Commonplace #3 : Best sellers are still only Monopoly, Clue and the like, and its gonna stay so.

I don’t know the exact figures – one must pay to geth them – but at least in France, I’m sure the sales of Jungle Speed, Time’s Up, Ticket to Ride, Settlers of Catan, Dobble or Werewolves are not ridiculous when compared with the ones of Monopoly or Clue. One must also consider that the “old classics” are often bought by older people who don’t know anything about more recent games, and offer them as a gift to children who will probably not play them, or just once. It’s true the old classics are still there, and some of them are not bad games – I quite like Clue – but more recent, and more subtle, games are not to be dismissed and are steadily growing.

Commonplace #4 : A good game is also an educational tool.

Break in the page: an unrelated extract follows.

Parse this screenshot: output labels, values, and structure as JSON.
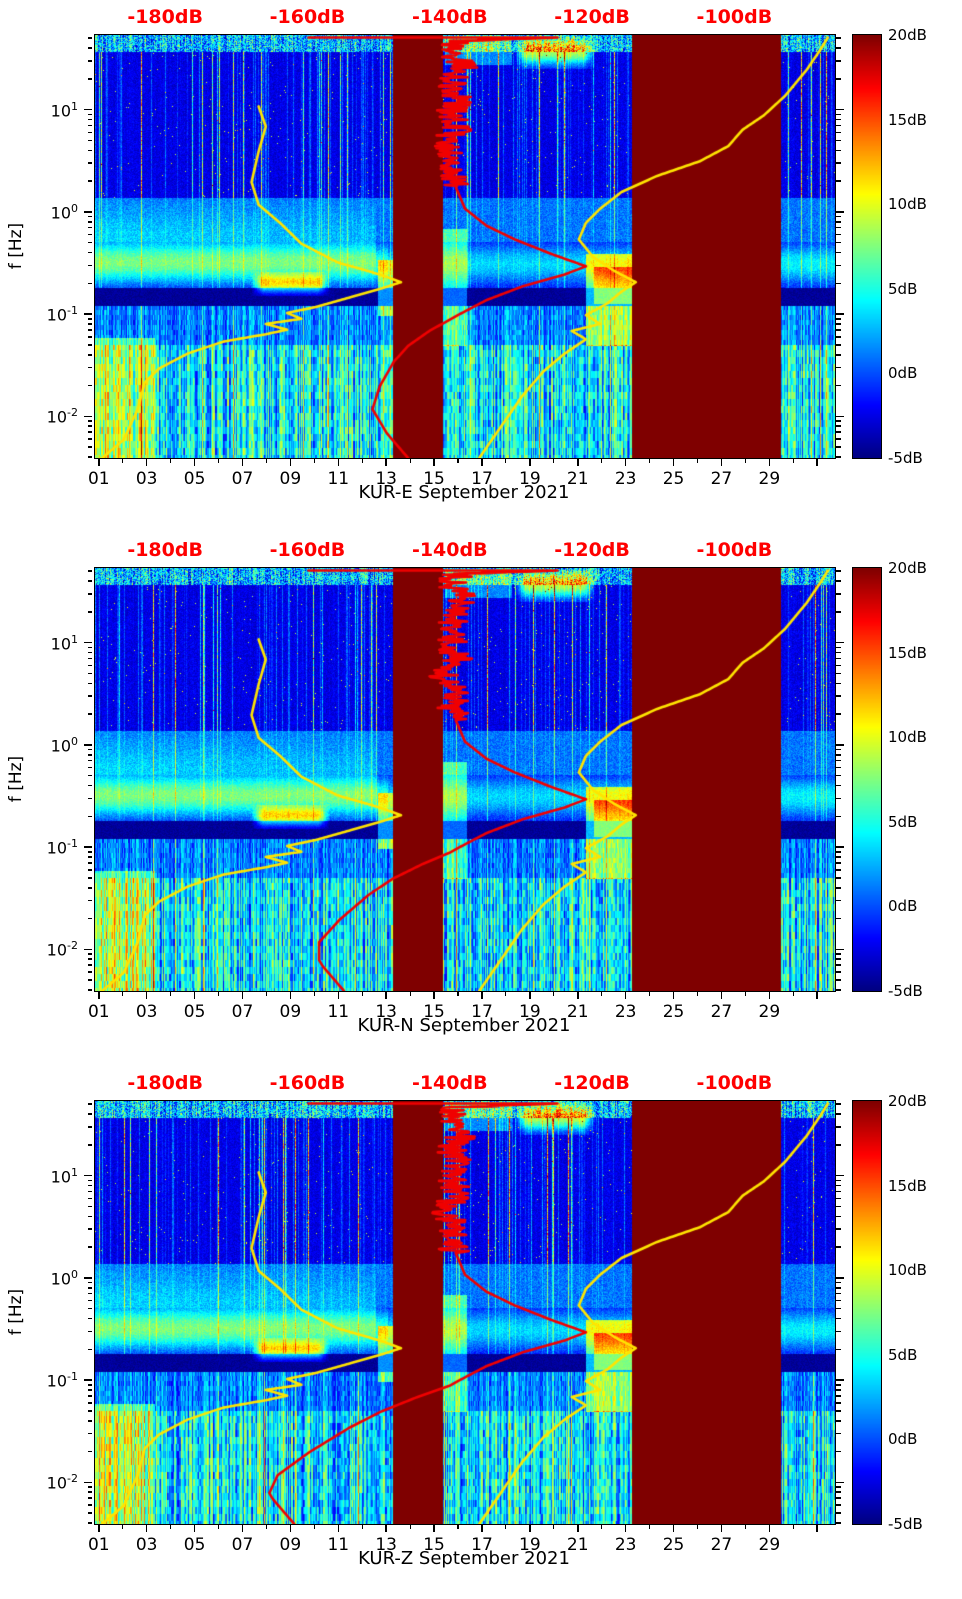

It is the exact opposite. Educational games are bad games, and it can’t be otherwise. They are repetitive, didactic and boring. They are not designed to play, to raise the attention of players, but to teach them or make them understand something. No wonder they are less challenging than games that were designed to be challenging. The real pleasure in playing comes from the total disjuncture from the real world, from the knowledge that the game is useless. If it’s not useless, if it teaches something, it’s not a game and it cannot be played as a game. Like most of the old classics, so-called educational games are usually bought by well intentioned parents or grandparents, or sometimes teachers, and then imposed on the youngest ones, who would certainly prefer a real game, like the ones the adults play.
Games are one thing, teaching is another. As a gamer, game designer and teacher, I’ve had many occasions to confirm that trying to bring them together just make education less efficient and gaming less exciting.

Commonplace #5 : Games are not intended to be taken seriously.

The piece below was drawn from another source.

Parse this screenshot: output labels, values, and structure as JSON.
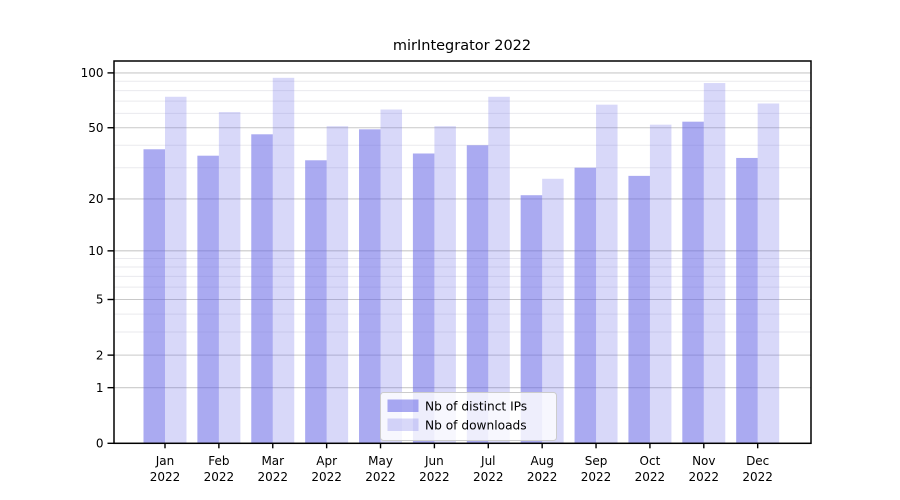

Unlike work, which needs some detachment and ought not to be taken too seriously, games need to be played with the utmost seriousness and dedication. Always trying to be a winner in real life is a very bad idea, since it brings disappointment and often makes you look ridiculous. In a game, if all players are not trying to win, the game simply falls flat and becomes pointless and boring. The reason is that victory is its only point, when no one has the slightest idea what the point of real life is.
This doesn’t mean games can’t be fun. I like fun games, and I think I design fun games, but fun is no more a necessary feature of games than it is of novels or movies. They can be fun, they don’t have to. There’s not the slightest fun in Chess, Ticket to Ride or Settlers of Catan, but this doesn’t mean one can’t have fun playing them. That’s what Blaise Pascal has explained in his theory of diversion, and that’s what Freud later said : the opposite of play is not seriousness, it’s reality.

Boardgames are a minor art and are often very badly treated by mass medias. Journalists only look at the commercial aspect, and their ideas about it are mostly commonplaces and truisms. They totally ignore the creative aspect. When so-called specialists are called in, one could at least hope they try to put things right. Of course, they can’t if they don’t know much more about the topic.